Tabacs « dits à moindre risque »
Pour le Pr Dautzenberg, l’opération est une tentative de normaliser les nouveaux produits inventés par les cigarettiers, le tabac chauffé, sans combustion, pour surfer sur le succès de la vape, des
cigarettes électroniques. Ces produits, Ploom de Japan Tobacco, Iqos de Philip Morris ou Glo de BAT, sont des dispositifs hybrides entre la cigarette et la vapoteuse. Ils fonctionnent avec des recharges contenant du tabac et une résistance électrique qui permet de le chauffer et de produire des vapeurs.

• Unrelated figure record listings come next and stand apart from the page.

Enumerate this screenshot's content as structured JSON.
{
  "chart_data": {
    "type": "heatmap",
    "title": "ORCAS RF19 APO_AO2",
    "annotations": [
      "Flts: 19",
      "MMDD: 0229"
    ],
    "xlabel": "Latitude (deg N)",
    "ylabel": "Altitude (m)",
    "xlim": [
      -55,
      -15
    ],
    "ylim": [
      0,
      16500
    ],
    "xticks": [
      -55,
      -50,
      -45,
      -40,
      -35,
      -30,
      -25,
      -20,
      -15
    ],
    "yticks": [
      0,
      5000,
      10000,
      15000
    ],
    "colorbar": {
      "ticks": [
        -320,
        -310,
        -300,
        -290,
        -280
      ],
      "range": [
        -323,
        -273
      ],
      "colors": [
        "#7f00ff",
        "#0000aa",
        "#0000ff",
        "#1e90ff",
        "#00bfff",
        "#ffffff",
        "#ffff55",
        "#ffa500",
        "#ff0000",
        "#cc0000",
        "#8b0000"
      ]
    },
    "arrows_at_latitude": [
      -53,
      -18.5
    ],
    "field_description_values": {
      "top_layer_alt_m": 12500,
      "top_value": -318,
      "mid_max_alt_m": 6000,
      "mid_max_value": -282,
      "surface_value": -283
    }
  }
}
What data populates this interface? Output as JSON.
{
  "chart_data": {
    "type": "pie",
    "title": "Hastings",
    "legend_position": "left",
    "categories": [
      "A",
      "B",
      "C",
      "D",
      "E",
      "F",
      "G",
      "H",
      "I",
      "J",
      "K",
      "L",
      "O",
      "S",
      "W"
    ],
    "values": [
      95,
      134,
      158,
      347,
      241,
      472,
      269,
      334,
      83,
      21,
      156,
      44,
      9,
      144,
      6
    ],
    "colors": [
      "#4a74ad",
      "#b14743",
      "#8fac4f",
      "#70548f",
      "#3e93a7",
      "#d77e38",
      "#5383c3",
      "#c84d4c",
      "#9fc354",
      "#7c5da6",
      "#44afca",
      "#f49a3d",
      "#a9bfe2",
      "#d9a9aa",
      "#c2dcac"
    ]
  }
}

Ils sont présentés comme bien moins nocifs que la cigarette par les industriels, sans les produits les plus toxiques issus de la combustion (goudrons, monoxyde de carbone...). Ces dispositifs et leurs recharges remportent un grand succès au Japon, où la publicité sur le tabac est encore autorisée. Le phénomène n’a rien à voir en Europe, où ils tombent sous le coup de l’interdiction de la publicité des produits du tabac. D’où la volonté des industriels de les présenter comme des dispositifs qui peuvent aider les fumeurs à arrêter de fumer. Ils pourraient ainsi en faire la promotion sans restriction.
« Les industriels nous jurent que ce tabac chauffé est moins toxique que la cigarette, mais ce n’est pas prouvé du tout, et il doit bien y avoir un peu de combustion quand même puisqu’on retrouve des traces de monoxyde de carbone dans les vapeurs, remarque le Pr Dautzenberg. Aujourd’hui, le tabac tue un de ses fidèles consommateurs sur deux. Même si les tabacs " dits à moindre risque " n’en tuent qu’un sur trois ou un sur dix, voire un sur cent, cela reste inacceptable. »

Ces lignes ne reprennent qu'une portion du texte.